Anthropic has introduced the discharge of Claude Sonnet 4.5, which it claims is the “finest coding mannequin on the earth” and the “strongest mannequin for constructing complicated brokers.”
It achieves a 77.2% on the SWE-bench for software program engineering, in comparison with 74.5% for Claude Opus 4.1 and 72.7% for Claude Sonnet 4. For exterior comparability, GPT-5 Codex scored at 74.5%, GPT-5 scored 72.8%, and Gemini 2.5 Professional scored 67.2%.
Moreover, it leads within the OSWorld benchmark, which checks AI fashions on real-world laptop duties. It scored 61.4% on that benchmark, beating out Claude Sonnet 4, which scored 42.2%.
“Sonnet 4.5 can produce near-instant responses or prolonged, step-by-step considering that’s made seen to the consumer,” Anthropic says.
In response to Anthropic, Claude Sonnet 4.5 additionally reveals higher domain-specific information and reasoning within the fields of finance, legislation, and drugs.
This mannequin performs higher on security and alignment evaluations, the corporate claims. It reveals a discount in behaviors corresponding to sycophancy, deception, power-seeking, and the tendency to encourage delusional considering, in addition to displaying progress on having the ability to defend towards immediate injection assaults.
The pricing for Claude Sonnet 4.5 is identical as Claude Sonnet 4’s pricing: $3 per million enter tokens and $15 per million output tokens.
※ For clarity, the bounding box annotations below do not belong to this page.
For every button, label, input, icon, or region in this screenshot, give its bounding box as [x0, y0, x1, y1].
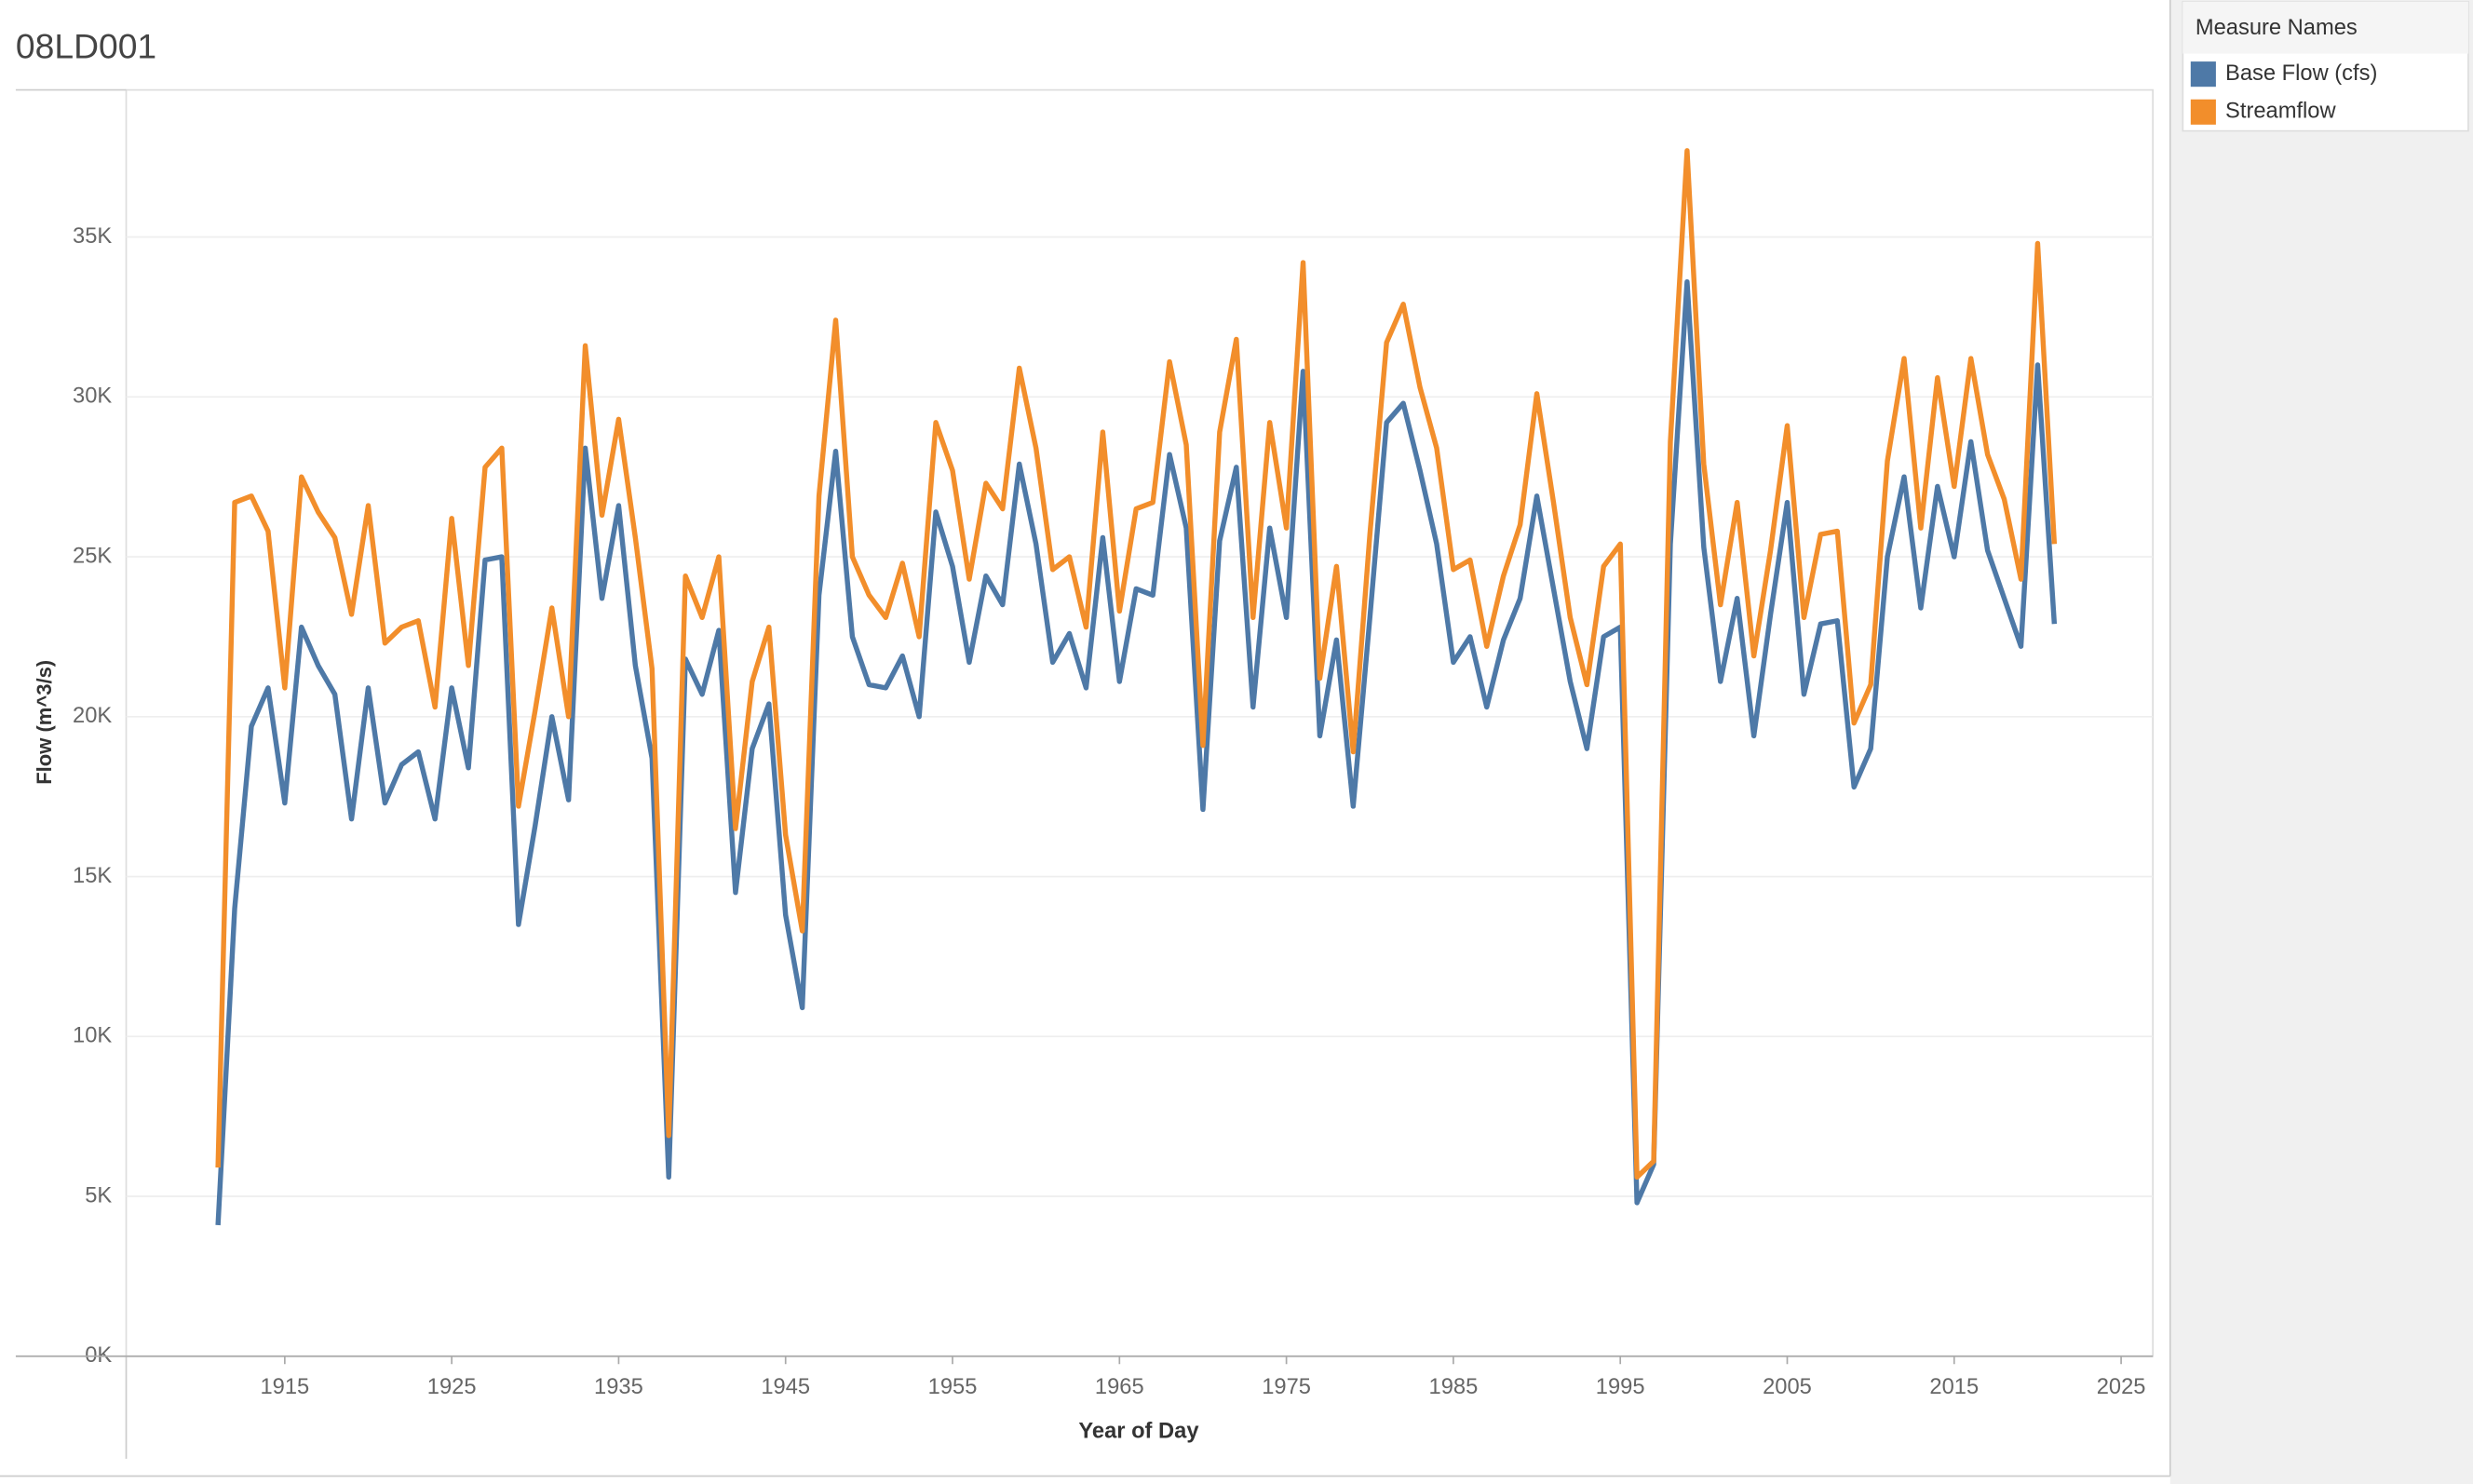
y-tick-label: 5K	[85, 1183, 112, 1207]
series-line	[215, 148, 2058, 1180]
y-tick-label: 35K	[73, 224, 112, 249]
x-tick-label: 1965	[1095, 1375, 1144, 1399]
y-tick-label: 15K	[73, 864, 112, 888]
x-tick-label: 1915	[260, 1375, 309, 1399]
x-tick-label: 1925	[427, 1375, 477, 1399]
legend-header	[2182, 1, 2468, 54]
legend-swatch	[2190, 99, 2216, 125]
series-line	[215, 278, 2058, 1226]
x-tick-label: 2015	[1929, 1375, 1979, 1399]
x-tick-label: 1945	[761, 1375, 810, 1399]
x-tick-label: 2005	[1763, 1375, 1812, 1399]
x-tick-label: 1995	[1596, 1375, 1645, 1399]
y-tick-label: 30K	[73, 384, 112, 409]
legend-title: Measure Names	[2196, 16, 2358, 40]
x-tick-label: 1955	[928, 1375, 978, 1399]
y-tick-label: 10K	[73, 1024, 112, 1048]
x-tick-label: 1985	[1429, 1375, 1479, 1399]
side-panel	[2169, 0, 2473, 1484]
x-tick-label: 1935	[594, 1375, 643, 1399]
x-tick-label: 1975	[1262, 1375, 1311, 1399]
x-tick-label: 2025	[2097, 1375, 2146, 1399]
legend-label: Base Flow (cfs)	[2225, 61, 2377, 86]
chart-title: 08LD001	[16, 26, 156, 65]
y-tick-label: 20K	[73, 704, 112, 728]
legend-label: Streamflow	[2225, 100, 2336, 124]
legend-swatch	[2190, 61, 2216, 88]
y-axis-label: Flow (m^3/s)	[33, 660, 56, 785]
y-tick-label: 25K	[73, 544, 112, 568]
x-axis-label: Year of Day	[1078, 1419, 1199, 1443]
Alongside the launch of Claude Sonnet 4.5, Anthropic additionally introduced updates throughout a number of of its merchandise. Claude Code now has checkpoints that enable builders to avoid wasting their progress and roll again to earlier variations. The Claude API acquired a brand new context enhancing function and reminiscence software that permits brokers to run longer and deal with extra complicated duties. Moreover, all Claude apps now have entry to code execution and file creation.
The corporate can be releasing the Claude Agent SDK, which builders can use to construct their very own brokers utilizing the identical infrastructure Anthropic makes use of to energy Claude Code.
“We constructed Claude Code as a result of the software we needed didn’t exist but. The Agent SDK offers you an identical basis to construct one thing simply as succesful for no matter downside you’re fixing,” Anthropic wrote in a weblog submit.